Дед был нотариусом и адвокатом, который отошел от дел, сколотив большое состояние, а теперь занимался исключительно земледелием для нужд усадьбы и для собственного удовольствия. Большинство земель было занято охотничьими угодьями, вообще же имение пришло в полный упадок, который лишь глазу горожанина представляется живописным. Разменяв восьмой десяток, он сам и его супруга полагали, что теперь им осталось только ждать конца, но ждали они его с радостным смирением, как и положено добродушным, беззаботным, правоверным католикам. Они даже успели приготовить себе склеп посреди сада, где собирались упокоиться, а теперь охотно всем его демонстрировали, как другие демонстрируют свою летнюю беседку. Собственно говоря, это была маленькая белая часовня, со всех сторон обсаженная цветами, за которыми ухаживали так заботливо, словно они были уже высажены в знак памяти.
Дом поражал великим множеством земных благ, и после полуголодного существования на Альстере здесь, напротив, перед ними стояла задача суметь отказаться от подобного обилия снеди, никого при этом не обидев. Фазаны, зайцы, косули здесь подавались к столу каждый день и мало-помалу превратились в сущее наказание.
— Это нам ниспослано за то, что мы роптали на манну небесную, а теперь мы, как возроптавшие дети Израиля, получаем перепелов, но они уже не лезут нам в глотку.
Покой, покой старости окружал их, старости без забот, без тревог, в доме, где слуг было не меньше, чем тех, кому они прислуживали. Старики, уже пережившие интересы, воззрения и страсти, были легки в обхождении, а от молодых, которым предоставили отдельные апартаменты, только и требовалось, чтобы они исправно являлись ко всем трапезам.
Молодая женщина с головой ушла в свое предстоящее материнство, была исполнена радости и надежды, разговаривала о том, кто еще не родился, и только с тем, кто еще не родился, разговаривала как с уже знакомым, была кроткая и женственная, была нежная и даже проявляла благодарность по отношению к мужу, чьи чувства оставались прежними, несмотря на ее изменившуюся фигуру и поблекшую красоту.
— Ах, как прекрасна жизнь! — говорила она.
— Прекрасна-то прекрасна, но надолго ли этого хватит?
— Молчи!
— Хорошо, я буду молчать. Но ты ведь знаешь, что счастье наказуемо!
Никто теперь не спрашивал его о том, что он делает. Напротив, он только и слышал: «Ничего не делай, тебе надо хорошенько отдохнуть после твоей дикой охоты». Поэтому он послал за своими книгами, несколько лет назад полученными от одного богатого знакомого, которому пришлось их оставить, когда он покидал страну.
И вот он занялся систематическими исследованиями, читал, делал пометки. Он ощутил прилив новой жизни, в нем проснулся глубокий интерес, и теперь, когда, прибегая к синтезу и анализу, он просматривал свои прежние гипотезы и выкладки, у него возникло твердое убеждение, что он все делает правильно и находится на верном пути. Это придало ему уверенности, он как бы получил оправдание своей деятельности, но, поскольку он не мог познакомить непосвященных с результатами исследований, его положение в доме стало каким-то неясным.

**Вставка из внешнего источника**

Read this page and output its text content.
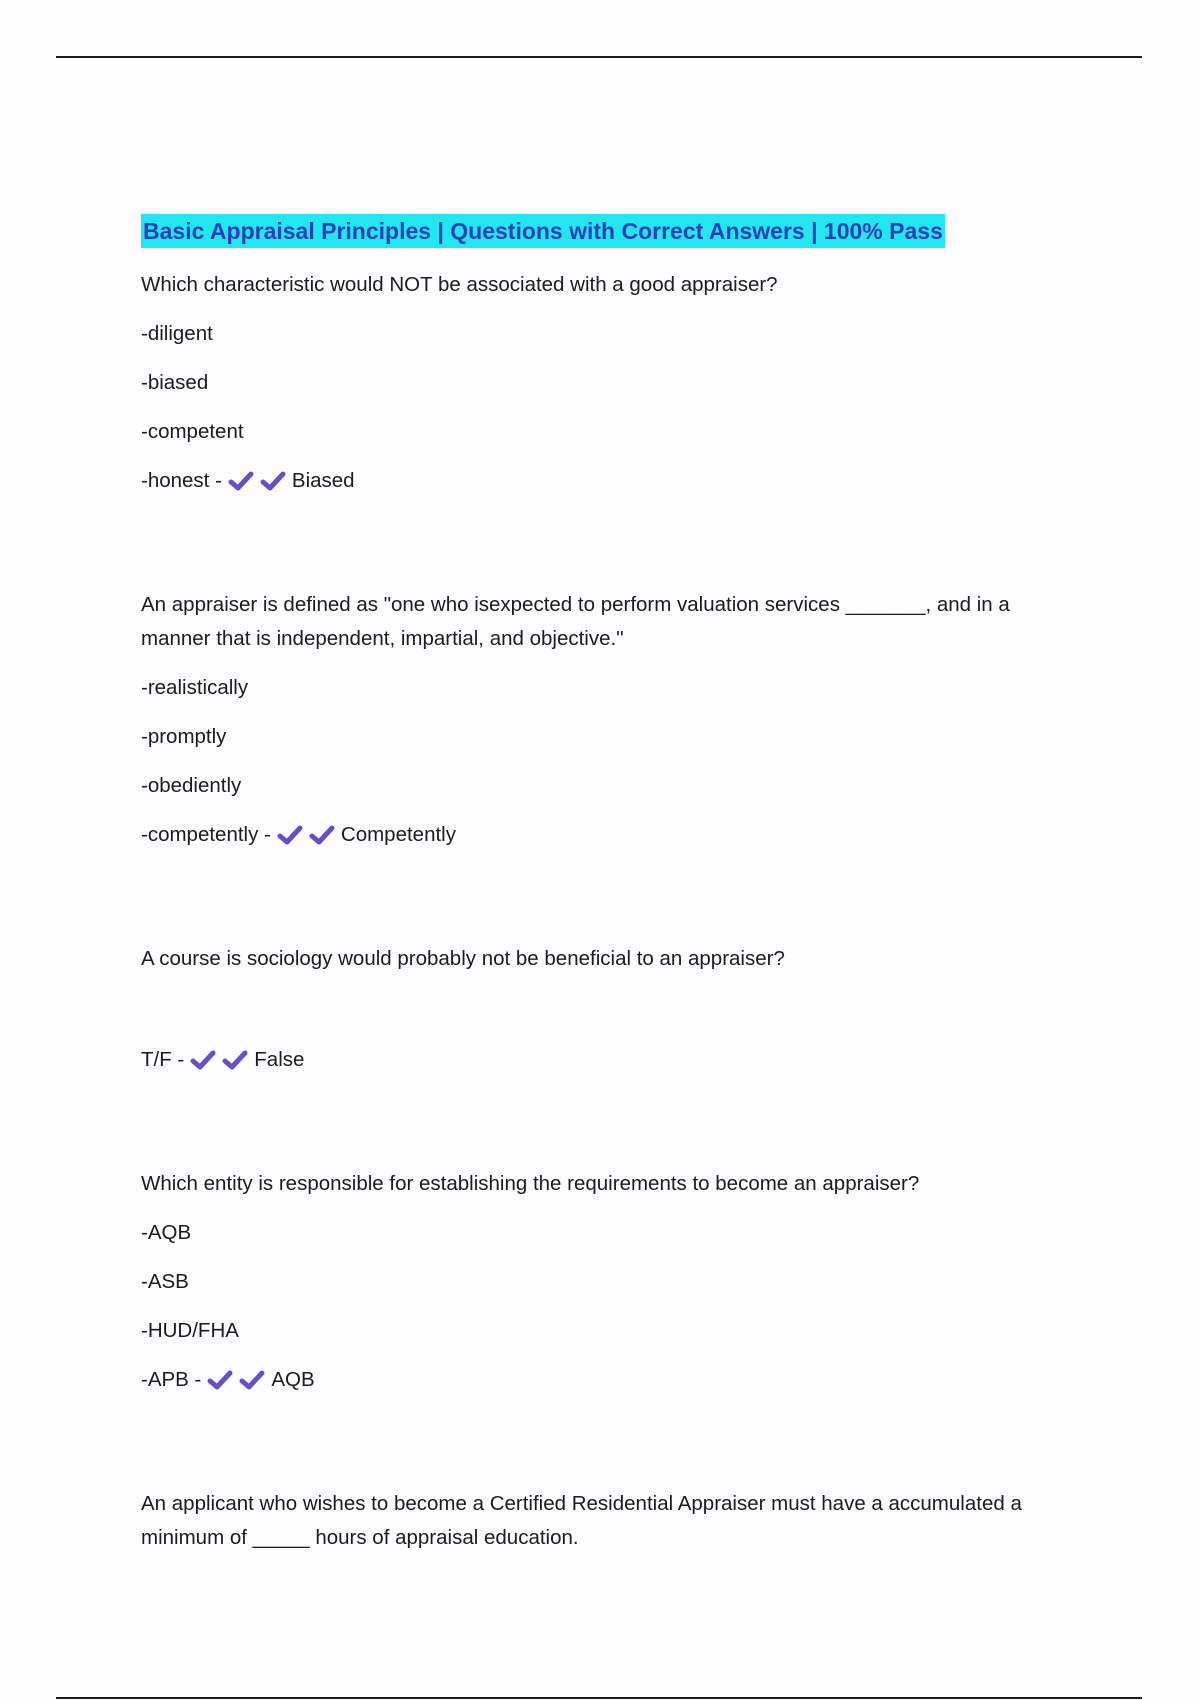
Basic Appraisal Principles | Questions with Correct Answers | 100% Pass
Which characteristic would NOT be associated with a good appraiser?
-diligent
-biased
-competent
-honest -	Biased
An appraiser is defined as "one who isexpected to perform valuation services _______, and in a manner that is independent, impartial, and objective."
-realistically
-promptly
-obediently
-competently -	Competently
A course is sociology would probably not be beneficial to an appraiser?
T/F -	False
Which entity is responsible for establishing the requirements to become an appraiser?
-AQB
-ASB
-HUD/FHA
-APB -	AQB
An applicant who wishes to become a Certified Residential Appraiser must have a accumulated a minimum of _____ hours of appraisal education.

Пусть принимают его заслуги на веру, все себя так и вели, покуда царил мир, но при первых же проявлениях антипатии он, совершенно беззащитный, был бы выставлен на посмеяние и обречен на жалость своих ближних.
Старик был весьма образованным человеком, и его интересовало все, что творится в доме. Однако, задавая вопросы, он получал лишь уклончивые ответы, хотя, будучи юристом, требовал ясности. Узнав же, чтб именно является темой исследований, он обрушил на них авторитет учебников. Чтобы положить конец этому бесполезному спору, его молодой собеседник не мешал ему считать себя правым, но старик раздражал его своими возражениями, он заговорил на высоких тонах и уже стал назойливым. Ну что ж, пусть будет так.

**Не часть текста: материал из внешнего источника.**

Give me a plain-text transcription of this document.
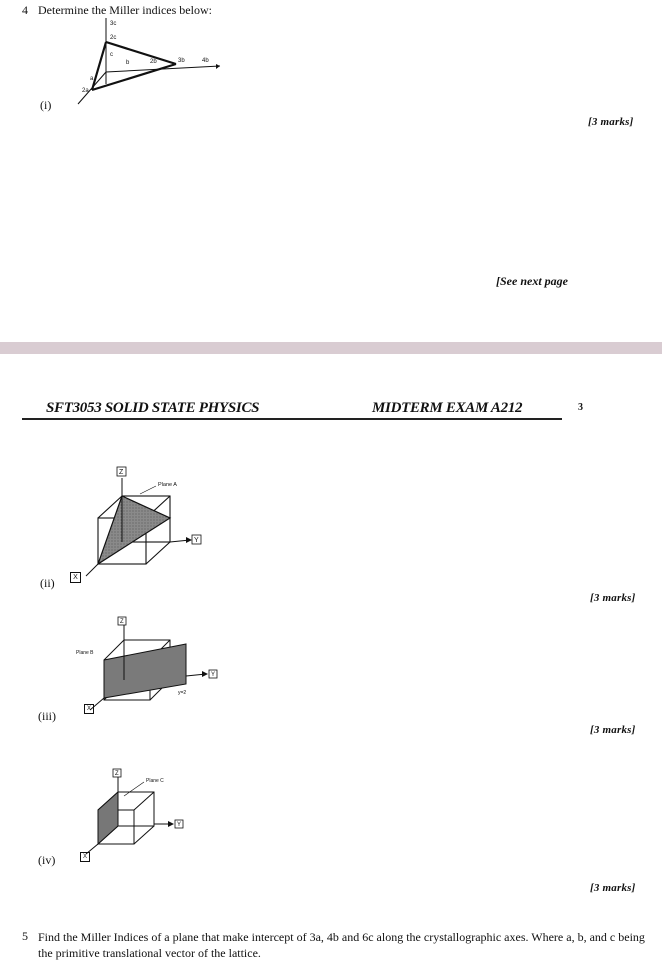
4 Determine the Miller indices below:
3c
2c
c
b	2b	3b	4b
a
2a
(i)
[3 marks]
[See next page
SFT3053 SOLID STATE PHYSICS	MIDTERM EXAM A212	3
Z
Y
Plane A
X
(ii)
[3 marks]
Z
Y
Plane B
y=2
X
(iii)
[3 marks]
Z
Y
Plane C
X
(iv)
[3 marks]
5 Find the Miller Indices of a plane that make intercept of 3a, 4b and 6c along the crystallographic axes. Where a, b, and c being the primitive translational vector of the lattice.
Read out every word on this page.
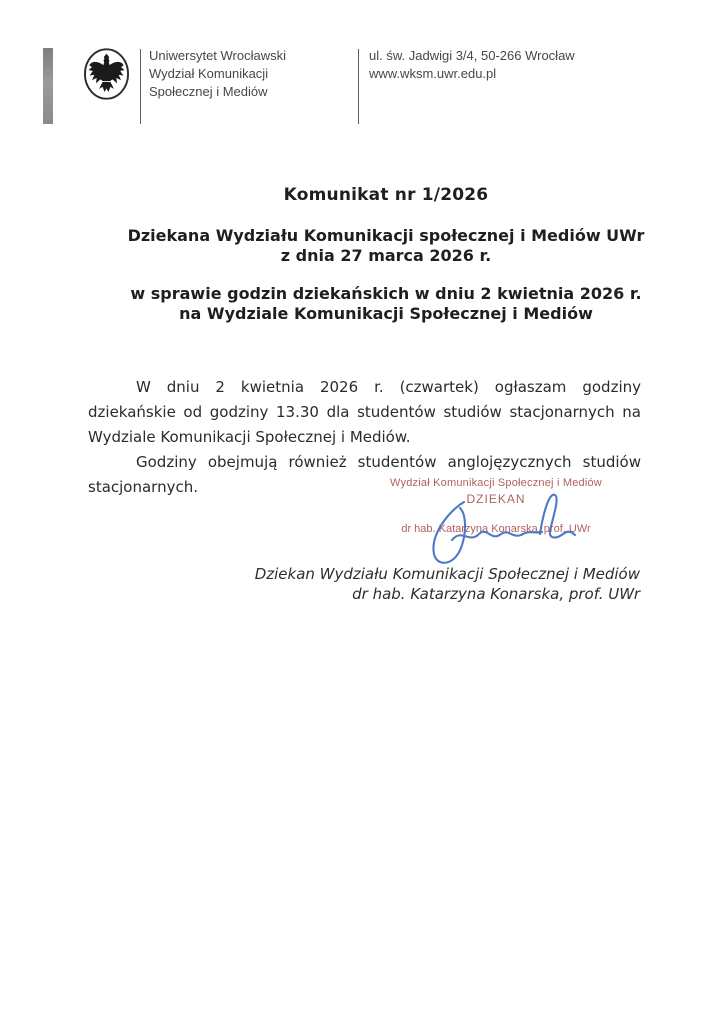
Uniwersytet Wrocławski
Wydział Komunikacji
Społecznej i Mediów
ul. św. Jadwigi 3/4, 50-266 Wrocław
www.wksm.uwr.edu.pl
Komunikat nr 1/2026
Dziekana Wydziału Komunikacji społecznej i Mediów UWr
z dnia 27 marca 2026 r.
w sprawie godzin dziekańskich w dniu 2 kwietnia 2026 r.
na Wydziale Komunikacji Społecznej i Mediów

W dniu 2 kwietnia 2026 r. (czwartek) ogłaszam godziny dziekańskie od godziny 13.30 dla studentów studiów stacjonarnych na Wydziale Komunikacji Społecznej i Mediów.

Godziny obejmują również studentów anglojęzycznych studiów stacjonarnych.	Wydział Komunikacji Społecznej i Mediów
DZIEKAN
dr hab. Katarzyna Konarska, prof. UWr
Dziekan Wydziału Komunikacji Społecznej i Mediów
dr hab. Katarzyna Konarska, prof. UWr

Нет так нет! — подумал про себя Аксель Б., и жена была ему очень благодарна за его уступчивость и восхищалась его самообладанием. Но ведь уже было сказано, что рано или поздно наступит разлад, и он действительно наступил.

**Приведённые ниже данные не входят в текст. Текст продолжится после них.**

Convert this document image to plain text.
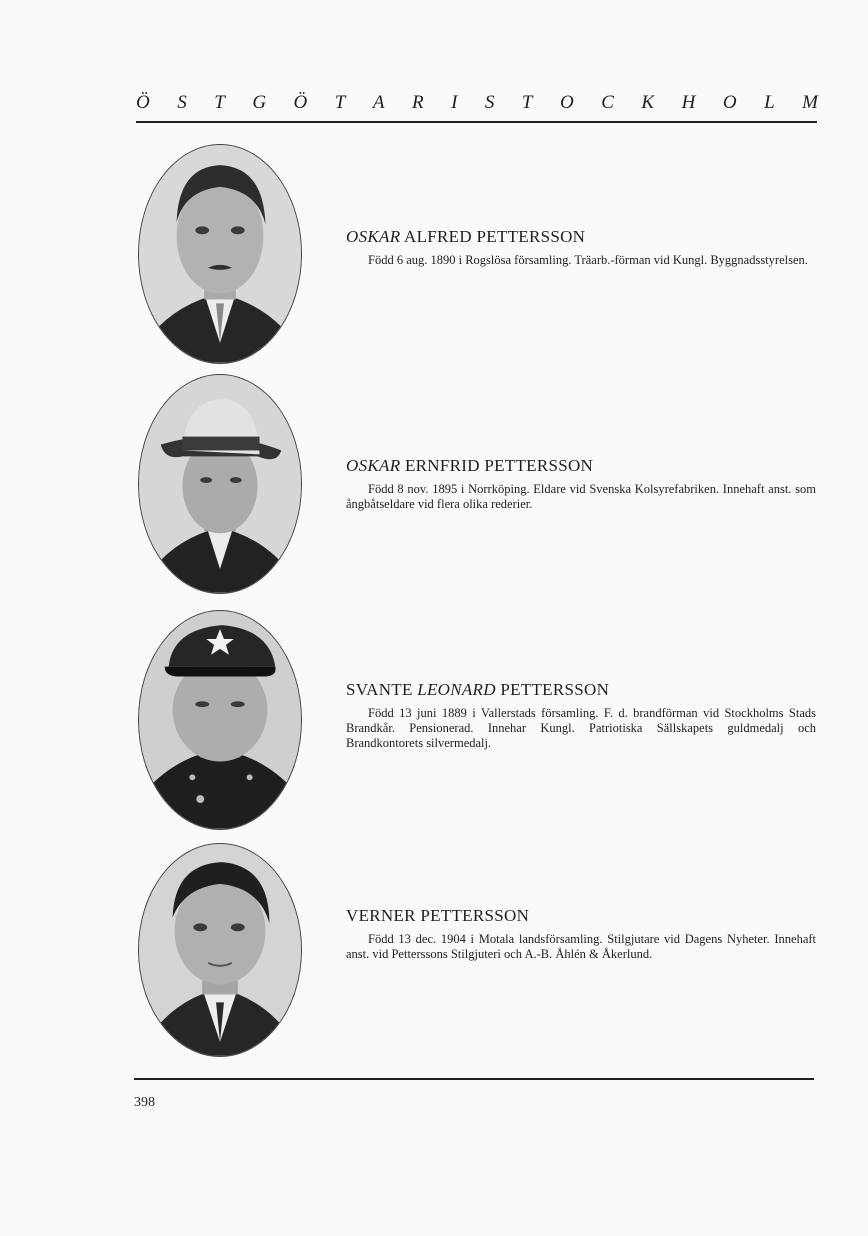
Ö S T G Ö T A R I S T O C K H O L M

OSKAR ALFRED PETTERSSON

Född 6 aug. 1890 i Rogslösa församling. Träarb.-förman vid Kungl. Byggnadsstyrelsen.

OSKAR ERNFRID PETTERSSON

Född 8 nov. 1895 i Norrköping. Eldare vid Svenska Kolsyrefabriken. Innehaft anst. som ångbåtseldare vid flera olika rederier.

SVANTE LEONARD PETTERSSON

Född 13 juni 1889 i Vallerstads församling. F. d. brandförman vid Stockholms Stads Brandkår. Pensionerad. Innehar Kungl. Patriotiska Sällskapets guldmedalj och Brandkontorets silvermedalj.

VERNER PETTERSSON

Född 13 dec. 1904 i Motala landsförsamling. Stilgjutare vid Dagens Nyheter. Innehaft anst. vid Petterssons Stilgjuteri och A.-B. Åhlén & Åkerlund.

398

Процесс, который шел в Копенгагене, стал известен и за пределами страны, так что в один прекрасный день к ним заявился судебный пристав из ближайшего города, с вызовом обвиняемого на допрос. Поскольку он с самого начала оспаривал право суда требовать от него, норвежского писателя, ответа перед датским правосудием за перевод своих произведений и, стало быть, считал этот процесс незаконным, как оно, собственно, и было на самом деле, он решил в суд не ходить. Старик же со своей стороны был твердо убежден, что Акселю надлежит явиться на слушание, наверное, потому, что не желал появления жандармов в своем доме.